Revolutionary Preaching invites the hearer to examine his or her life against the standards of the kingdom. Revolutionary preaching demands a response of personal and social change, sometimes profound change.
Often, we are not willing to listen to or able to accept the most liberating news. If you tell an addict that there are programs out there that could help them deal with their addiction; if you tell an overeater that he or she can change his or her diet and maybe save their life; if you tell someone in a dead-end job about training programs they could take in the evening or they need not enslave themselves for life to what they find distasteful– the list goes on and on. We can preach liberation to others, but do we really want to liberate ourselves?
Can the revolutionary preacher address the rich?

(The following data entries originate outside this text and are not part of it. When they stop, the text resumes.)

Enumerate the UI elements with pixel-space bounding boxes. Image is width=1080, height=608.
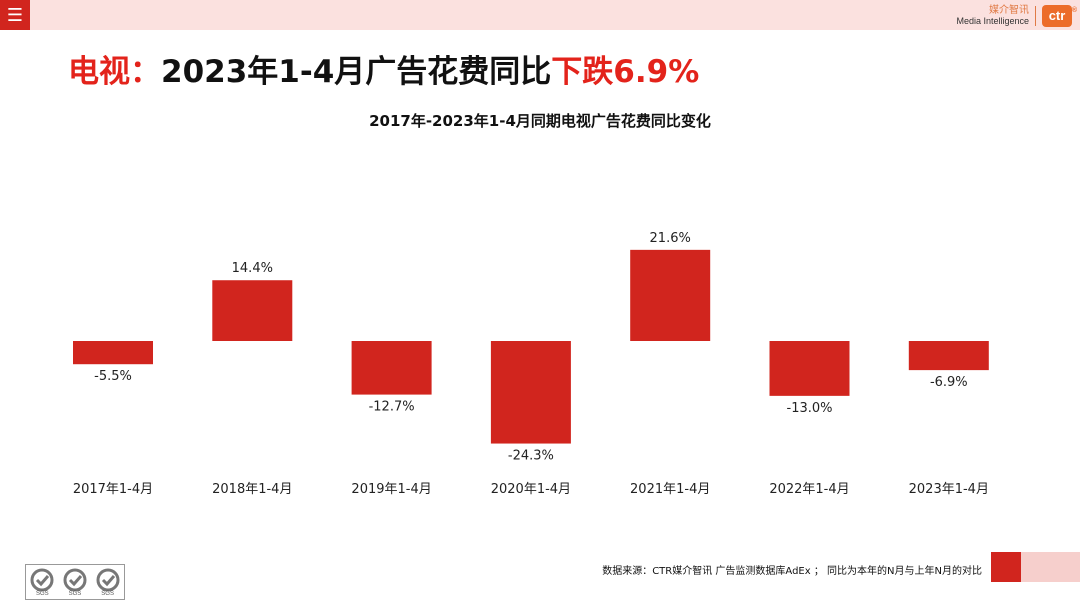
data-label-3: -24.3%: [508, 449, 554, 464]
sgs-label: SGS: [101, 591, 114, 597]
category-label-1: 2018年1-4月: [212, 482, 292, 497]
brand-divider: [1035, 6, 1036, 26]
data-label-4: 21.6%: [650, 231, 691, 246]
sgs-badge-icon: SGS: [28, 568, 56, 597]
data-label-0: -5.5%: [94, 369, 132, 384]
page-title: 电视：2023年1-4月广告花费同比下跌6.9%: [68, 46, 699, 91]
category-label-4: 2021年1-4月: [630, 482, 710, 497]
bar-1: [212, 280, 293, 341]
ctr-logo-icon: ctr ®: [1042, 5, 1077, 27]
footer-accent-red: [991, 552, 1021, 582]
data-label-2: -12.7%: [369, 400, 415, 415]
data-label-1: 14.4%: [232, 261, 273, 276]
sgs-label: SGS: [35, 591, 49, 597]
bar-0: [73, 341, 153, 365]
title-middle: 2023年1-4月广告花费同比: [161, 54, 552, 90]
title-highlight: 下跌6.9%: [551, 54, 700, 90]
brand-name-en: Media Intelligence: [956, 16, 1029, 26]
data-label-6: -6.9%: [930, 375, 968, 390]
bar-4: [630, 249, 711, 341]
sgs-label: SGS: [68, 591, 82, 597]
logo-text: ctr: [1048, 8, 1066, 23]
title-prefix: 电视：: [68, 54, 161, 90]
sgs-badge-icon: SGS: [61, 568, 89, 597]
menu-icon[interactable]: ☰: [0, 0, 30, 30]
brand-name-cn: 媒介智讯: [989, 5, 1029, 16]
category-label-6: 2023年1-4月: [909, 482, 989, 497]
sgs-badge-icon: SGS: [94, 568, 122, 597]
top-bar: ☰ 媒介智讯 Media Intelligence ctr ®: [0, 0, 1080, 30]
category-label-5: 2022年1-4月: [769, 482, 849, 497]
category-label-0: 2017年1-4月: [73, 482, 153, 497]
certification-badges: SGS SGS SGS: [25, 564, 125, 600]
bar-2: [351, 341, 432, 395]
bar-chart: -5.5% 2017年1-4月 14.4% 2018年1-4月 -12.7% 2019年1…: [73, 231, 989, 497]
registered-mark: ®: [1071, 7, 1077, 14]
data-source-note: 数据来源：CTR媒介智讯 广告监测数据库AdEx ； 同比为本年的N月与上年N月…: [602, 566, 982, 577]
bar-6: [908, 341, 989, 371]
category-label-2: 2019年1-4月: [351, 482, 431, 497]
bar-5: [769, 341, 850, 396]
chart-title: 2017年-2023年1-4月同期电视广告花费同比变化: [369, 112, 711, 130]
bar-3: [490, 341, 571, 444]
category-label-3: 2020年1-4月: [491, 482, 571, 497]
data-label-5: -13.0%: [787, 401, 833, 416]
brand: 媒介智讯 Media Intelligence ctr ®: [956, 3, 1077, 29]
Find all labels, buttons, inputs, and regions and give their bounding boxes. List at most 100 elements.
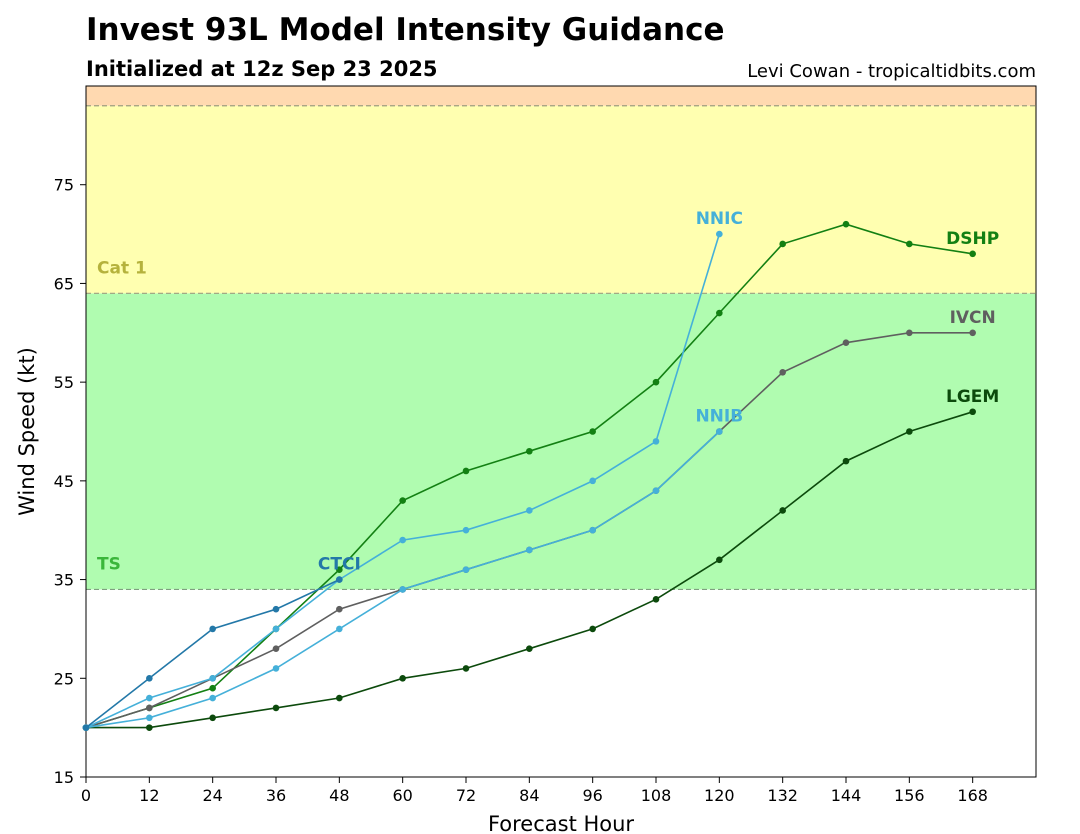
- band-upper: [86, 86, 1036, 106]
- data-point-nnib: [462, 566, 470, 573]
- data-point-lgem: [779, 507, 786, 514]
- data-point-dshp: [906, 240, 913, 248]
- band-cat-1: [86, 105, 1036, 294]
- y-axis-label: Wind Speed (kt): [15, 347, 39, 516]
- data-point-ctci: [209, 625, 216, 633]
- y-tick-label: 75: [54, 176, 74, 195]
- data-point-dshp: [526, 447, 533, 455]
- y-tick-label: 35: [54, 571, 74, 590]
- data-point-lgem: [652, 596, 660, 603]
- data-point-nnib: [526, 546, 533, 554]
- series-label-ctci: CTCI: [318, 555, 361, 575]
- data-point-nnic: [146, 694, 153, 702]
- x-tick-label: 36: [266, 786, 286, 805]
- x-tick-label: 96: [582, 786, 602, 805]
- data-point-ivcn: [906, 329, 913, 337]
- y-tick-label: 45: [54, 472, 74, 491]
- data-point-ctci: [146, 674, 153, 682]
- data-point-dshp: [842, 220, 850, 228]
- data-point-ivcn: [272, 645, 280, 652]
- data-point-ctci: [82, 724, 90, 731]
- data-point-nnic: [652, 438, 660, 445]
- data-point-ivcn: [779, 368, 786, 376]
- chart-axes: 0 12 24 36 48 60 72 84 96 108 120 132 144 156 168 15 25 3…: [54, 85, 1037, 805]
- plot-frame: [85, 85, 1037, 778]
- data-point-nnic: [526, 507, 533, 514]
- data-point-lgem: [146, 724, 153, 731]
- chart-credit: Levi Cowan - tropicaltidbits.com: [747, 61, 1036, 82]
- data-point-nnib: [209, 694, 216, 702]
- series-label-dshp: DSHP: [946, 229, 999, 249]
- data-point-nnic: [589, 477, 596, 485]
- x-tick-label: 132: [767, 786, 798, 805]
- x-tick-label: 108: [641, 786, 672, 805]
- y-tick-label: 55: [54, 373, 74, 392]
- model-series: [82, 220, 976, 731]
- y-tick-label: 65: [54, 274, 74, 293]
- data-point-lgem: [272, 704, 280, 712]
- intensity-bands: TS Cat 1: [86, 86, 1036, 591]
- data-point-ivcn: [336, 605, 343, 613]
- x-tick-label: 84: [519, 786, 539, 805]
- data-point-lgem: [716, 556, 723, 564]
- data-point-dshp: [652, 378, 660, 386]
- band-label: Cat 1: [97, 258, 147, 278]
- data-point-ivcn: [842, 339, 850, 346]
- series-nnic: [82, 230, 723, 731]
- data-point-ivcn: [146, 704, 153, 712]
- series-line-ctci: [85, 578, 340, 729]
- data-point-dshp: [209, 684, 216, 692]
- data-point-dshp: [399, 497, 406, 504]
- data-point-lgem: [906, 428, 913, 435]
- x-tick-label: 60: [392, 786, 412, 805]
- x-tick-label: 168: [957, 786, 988, 805]
- data-point-dshp: [969, 250, 976, 258]
- x-tick-label: 0: [81, 786, 91, 805]
- data-point-nnib: [399, 586, 406, 593]
- data-point-dshp: [589, 428, 596, 435]
- series-label-nnib: NNIB: [695, 407, 743, 427]
- x-tick-label: 12: [139, 786, 159, 805]
- data-point-ctci: [272, 605, 280, 613]
- data-point-ctci: [336, 576, 343, 583]
- chart-title: Invest 93L Model Intensity Guidance: [86, 12, 725, 48]
- data-point-dshp: [336, 566, 343, 573]
- series-label-ivcn: IVCN: [950, 308, 996, 328]
- data-point-lgem: [462, 665, 470, 672]
- chart-subtitle: Initialized at 12z Sep 23 2025: [86, 57, 438, 81]
- data-point-nnib: [652, 487, 660, 495]
- series-ctci: [82, 576, 343, 731]
- series-label-lgem: LGEM: [946, 387, 999, 407]
- data-point-lgem: [969, 408, 976, 416]
- data-point-nnib: [589, 526, 596, 534]
- data-point-dshp: [462, 467, 470, 475]
- data-point-nnic: [462, 526, 470, 534]
- data-point-dshp: [779, 240, 786, 248]
- x-tick-label: 48: [329, 786, 349, 805]
- y-tick-label: 15: [54, 768, 74, 787]
- data-point-lgem: [336, 694, 343, 702]
- x-tick-label: 120: [704, 786, 735, 805]
- x-tick-label: 156: [894, 786, 925, 805]
- data-point-nnib: [336, 625, 343, 633]
- data-point-lgem: [589, 625, 596, 633]
- x-tick-label: 24: [202, 786, 222, 805]
- series-lgem: [82, 408, 976, 731]
- data-point-nnic: [209, 674, 216, 682]
- x-tick-label: 144: [831, 786, 862, 805]
- data-point-nnic: [716, 230, 723, 238]
- data-point-lgem: [842, 457, 850, 465]
- data-point-ivcn: [969, 329, 976, 337]
- band-label: TS: [97, 554, 121, 574]
- data-point-nnib: [716, 428, 723, 435]
- y-tick-label: 25: [54, 669, 74, 688]
- series-label-nnic: NNIC: [696, 209, 743, 229]
- data-point-lgem: [209, 714, 216, 722]
- data-point-lgem: [526, 645, 533, 652]
- data-point-nnic: [399, 536, 406, 544]
- x-tick-label: 72: [456, 786, 476, 805]
- series-labels: DSHP IVCN LGEM NNIC NNIB CTCI: [318, 209, 999, 575]
- data-point-nnib: [272, 665, 280, 672]
- data-point-dshp: [716, 309, 723, 317]
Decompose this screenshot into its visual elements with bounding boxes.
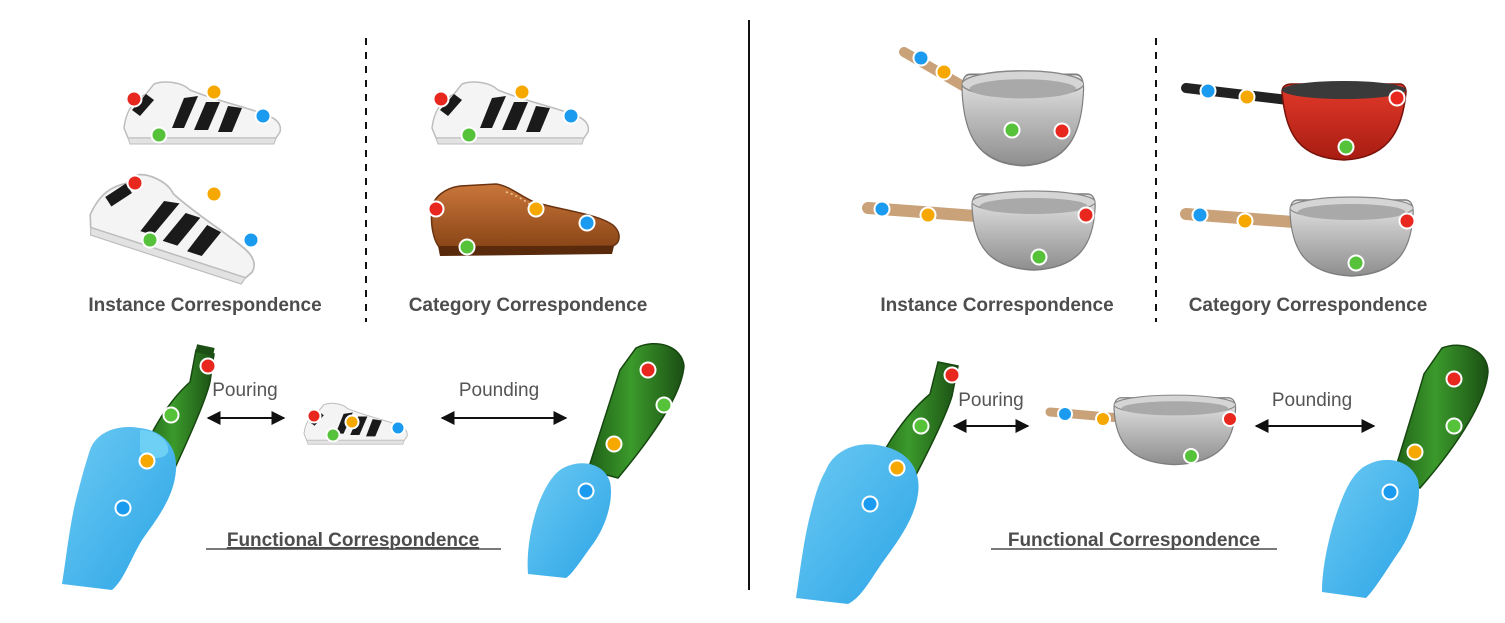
- right-panel: Instance Correspondence Category Corresp…: [796, 38, 1488, 604]
- right-instance-label: Instance Correspondence: [880, 295, 1113, 316]
- left-pounding-label: Pounding: [459, 380, 539, 401]
- red-saucepan-icon: [1186, 81, 1406, 160]
- pounding-hand-icon: [528, 463, 611, 578]
- saucepan-icon: [904, 52, 1084, 166]
- sneaker-angled-icon: [84, 162, 271, 286]
- left-category-label: Category Correspondence: [409, 295, 648, 316]
- right-functional-label: Functional Correspondence: [1008, 530, 1260, 551]
- right-pouring-label: Pouring: [958, 390, 1024, 411]
- right-category-label: Category Correspondence: [1189, 295, 1428, 316]
- left-instance-label: Instance Correspondence: [88, 295, 321, 316]
- left-panel: Instance Correspondence Category Corresp…: [62, 38, 684, 590]
- left-functional-label: Functional Correspondence: [227, 530, 479, 551]
- right-pounding-label: Pounding: [1272, 390, 1352, 411]
- saucepan-category-icon: [1186, 197, 1413, 276]
- saucepan-instance-icon: [868, 191, 1095, 270]
- small-saucepan-icon: [1050, 395, 1236, 465]
- right-pounding-hand-icon: [1322, 460, 1419, 598]
- left-pouring-label: Pouring: [212, 380, 278, 401]
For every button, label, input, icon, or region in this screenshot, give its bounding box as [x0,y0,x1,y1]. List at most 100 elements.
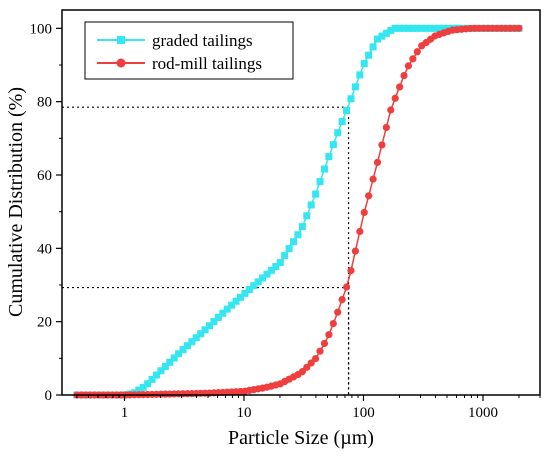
data-point-0-78 [418,24,426,32]
data-point-0-37 [236,293,244,301]
data-point-0-72 [391,24,399,32]
data-point-0-80 [427,24,435,32]
data-point-1-71 [387,106,395,114]
data-point-0-28 [197,330,205,338]
axis-ticks: 0 20 40 60 80 100 1 10 100 1000 [30,21,541,421]
data-point-0-18 [152,371,160,379]
data-point-1-60 [338,295,346,304]
data-point-0-75 [404,24,412,32]
data-point-1-77 [413,48,421,56]
data-point-0-61 [343,106,351,114]
data-point-0-31 [210,318,218,326]
legend-label-graded: graded tailings [152,31,253,50]
data-point-1-72 [391,94,399,102]
y-axis-label: Cumulative Distribution (%) [5,87,27,317]
data-point-0-63 [351,83,359,91]
data-point-0-36 [232,297,240,305]
data-point-0-83 [440,24,448,32]
x-tick-label-1: 10 [236,405,251,421]
data-point-1-62 [347,266,355,275]
data-point-0-47 [281,252,289,260]
data-point-0-57 [325,153,333,161]
data-point-1-65 [360,208,368,217]
data-point-0-66 [365,51,373,59]
data-point-1-64 [356,227,364,236]
y-tick-label-2: 40 [37,241,52,257]
data-point-0-30 [206,322,214,330]
data-point-0-64 [356,71,364,79]
series-line-1 [76,27,519,396]
data-point-1-56 [320,339,329,348]
data-point-0-76 [409,24,417,32]
legend-label-rod-mill: rod-mill tailings [152,54,262,73]
data-point-0-59 [334,129,342,137]
data-point-1-74 [400,71,408,80]
y-tick-label-1: 20 [37,315,52,331]
data-point-0-55 [316,178,324,186]
x-tick-label-2: 100 [352,405,375,421]
data-point-1-75 [404,62,413,70]
data-point-1-52 [303,363,311,371]
data-series [73,24,523,399]
data-point-0-33 [219,309,227,317]
data-point-0-14 [135,386,143,394]
data-point-0-19 [157,367,165,375]
data-point-0-54 [312,190,320,198]
data-point-0-20 [161,362,169,370]
x-axis-label: Particle Size (µm) [228,427,374,449]
data-point-0-52 [303,212,311,220]
data-point-1-66 [365,192,373,200]
data-point-0-34 [223,305,231,313]
data-point-1-57 [325,331,333,339]
data-point-0-48 [285,245,293,253]
data-point-0-82 [435,24,443,32]
data-point-0-71 [387,26,395,34]
data-point-1-55 [316,347,324,355]
data-point-1-70 [382,123,390,132]
data-point-0-24 [179,346,187,354]
legend: graded tailings rod-mill tailings [84,21,294,80]
data-point-0-68 [374,35,382,43]
data-point-1-54 [312,355,320,363]
y-tick-label-5: 100 [30,21,53,37]
data-point-1-69 [378,141,386,149]
data-point-0-43 [263,270,271,278]
data-point-0-74 [400,24,408,32]
data-point-0-67 [369,43,377,51]
data-point-1-59 [334,308,342,316]
data-point-0-73 [396,24,404,32]
legend-box [84,21,294,80]
data-point-1-53 [307,359,315,367]
data-point-1-58 [329,319,337,328]
data-point-0-16 [144,380,152,388]
y-tick-label-3: 60 [37,168,52,184]
data-point-0-32 [214,313,222,321]
data-point-0-69 [378,32,386,40]
data-point-1-100 [515,24,523,32]
data-point-0-38 [241,289,249,297]
data-point-0-65 [360,60,368,68]
data-point-0-42 [259,274,267,282]
data-point-0-58 [329,141,337,149]
data-point-0-45 [272,263,280,271]
data-point-1-73 [396,83,404,91]
data-point-0-23 [175,350,183,358]
y-tick-label-4: 80 [37,95,52,111]
data-point-0-27 [192,334,200,342]
data-point-0-40 [250,282,258,290]
data-point-1-61 [342,283,351,291]
data-point-0-62 [347,95,355,103]
data-point-0-60 [338,118,346,126]
data-point-0-25 [183,342,191,350]
data-point-0-77 [413,24,421,32]
series-line-0 [76,27,519,396]
data-point-0-49 [290,238,298,246]
data-point-0-53 [307,201,315,209]
data-point-1-63 [351,247,360,255]
data-point-0-41 [254,278,262,286]
data-point-1-68 [373,158,382,166]
x-tick-label-0: 1 [121,405,129,421]
reference-lines [62,106,350,395]
data-point-0-81 [431,24,439,32]
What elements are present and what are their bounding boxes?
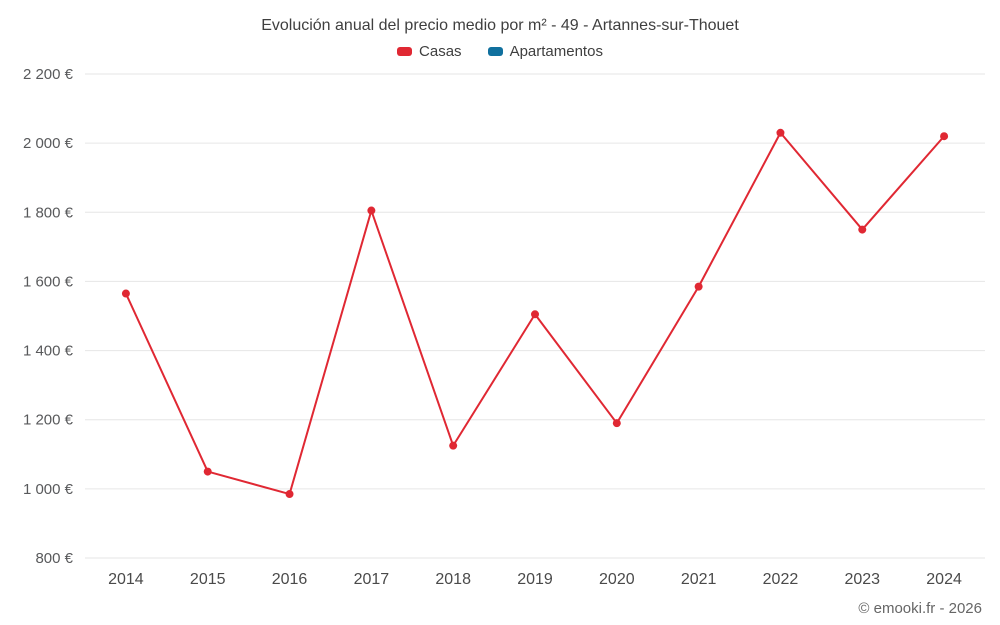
data-point-marker[interactable]: [121, 289, 130, 298]
data-point-marker[interactable]: [694, 282, 703, 291]
data-point-marker[interactable]: [776, 128, 785, 137]
legend-item-casas[interactable]: Casas: [397, 43, 462, 60]
apartamentos-series-swatch: [487, 46, 503, 56]
x-axis-tick-label: 2016: [272, 571, 308, 588]
chart-title: Evolución anual del precio medio por m² …: [261, 17, 739, 34]
legend-label-casas: Casas: [419, 42, 462, 60]
chart-legend: Casas Apartamentos: [0, 38, 1000, 64]
x-axis-tick-label: 2021: [681, 571, 717, 588]
data-point-marker[interactable]: [449, 441, 458, 450]
data-point-marker[interactable]: [367, 206, 376, 215]
data-point-marker[interactable]: [940, 132, 949, 141]
y-axis-tick-label: 2 000 €: [23, 135, 74, 152]
y-axis-tick-label: 1 800 €: [23, 204, 74, 221]
y-axis-tick-label: 800 €: [35, 550, 73, 567]
x-axis-tick-label: 2019: [517, 571, 553, 588]
legend-item-apartamentos[interactable]: Apartamentos: [487, 42, 603, 60]
x-axis-tick-label: 2015: [190, 571, 226, 588]
x-axis-tick-label: 2020: [599, 571, 635, 588]
data-point-marker[interactable]: [285, 490, 294, 499]
data-point-marker[interactable]: [612, 419, 621, 428]
x-axis-tick-label: 2023: [844, 571, 880, 588]
x-axis-tick-label: 2018: [435, 571, 471, 588]
casas-series-swatch: [397, 46, 413, 56]
x-axis-tick-label: 2017: [354, 571, 390, 588]
y-axis-tick-label: 2 200 €: [23, 66, 74, 83]
data-point-marker[interactable]: [203, 467, 212, 476]
y-axis-tick-label: 1 000 €: [23, 481, 74, 498]
y-axis-tick-label: 1 600 €: [23, 273, 74, 290]
x-axis-tick-label: 2014: [108, 571, 144, 588]
x-axis-tick-label: 2022: [763, 571, 799, 588]
y-axis-tick-label: 1 400 €: [23, 343, 74, 360]
data-point-marker[interactable]: [531, 310, 539, 319]
legend-label-apartamentos: Apartamentos: [509, 42, 603, 60]
copyright-watermark: © emooki.fr - 2026: [858, 600, 982, 617]
x-axis-tick-label: 2024: [926, 571, 962, 588]
line-chart-plot-area: 800 € 1 000 € 1 200 € 1 400 € 1 600 € 1 800 €…: [23, 66, 985, 588]
y-axis-tick-label: 1 200 €: [23, 412, 74, 429]
data-point-marker[interactable]: [858, 225, 867, 234]
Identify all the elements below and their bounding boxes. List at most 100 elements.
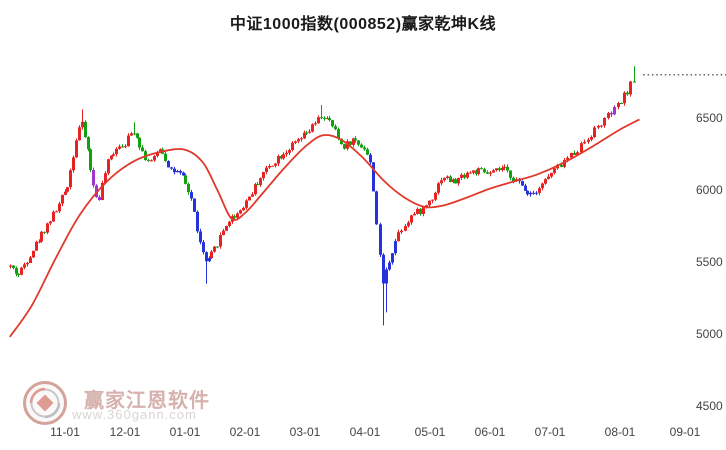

Social consciousness sees the problems of world oppression as a byproduct of the division of and differences between rich and poor nations or the rich or the poor in the same nation. Some preachers, then, shun the rich, since they feel there is nothing they can say that will be heard. Others sidestep the demands of the kingdom altogether, presenting a diluted form of the Gospel that indeed reinforces the very oppression Christ worked to overcome. Still others take a stance of self-righteousness, alienating the community through accusation.
In addressing the rich, the preacher reminds his audience that the Christian community extends throughout the world. At the same time, the preacher can appeal to the ways we all hunger and thirst, regardless of our social or economic status. This establishes a common bond based on mutual poverty and need. Of course, the rich are encouraged to live out this common bond by sharing their resources with the poor, not as a gesture of beneficence, but in a manner that both acknowledges their own poverty and empowers the oppressed to struggle, not only for a better life for themselves, but also for greater justice throughout the world. (I have seen “upscale” communities make commitments to social justice and take real steps to further the ministry of Christ.)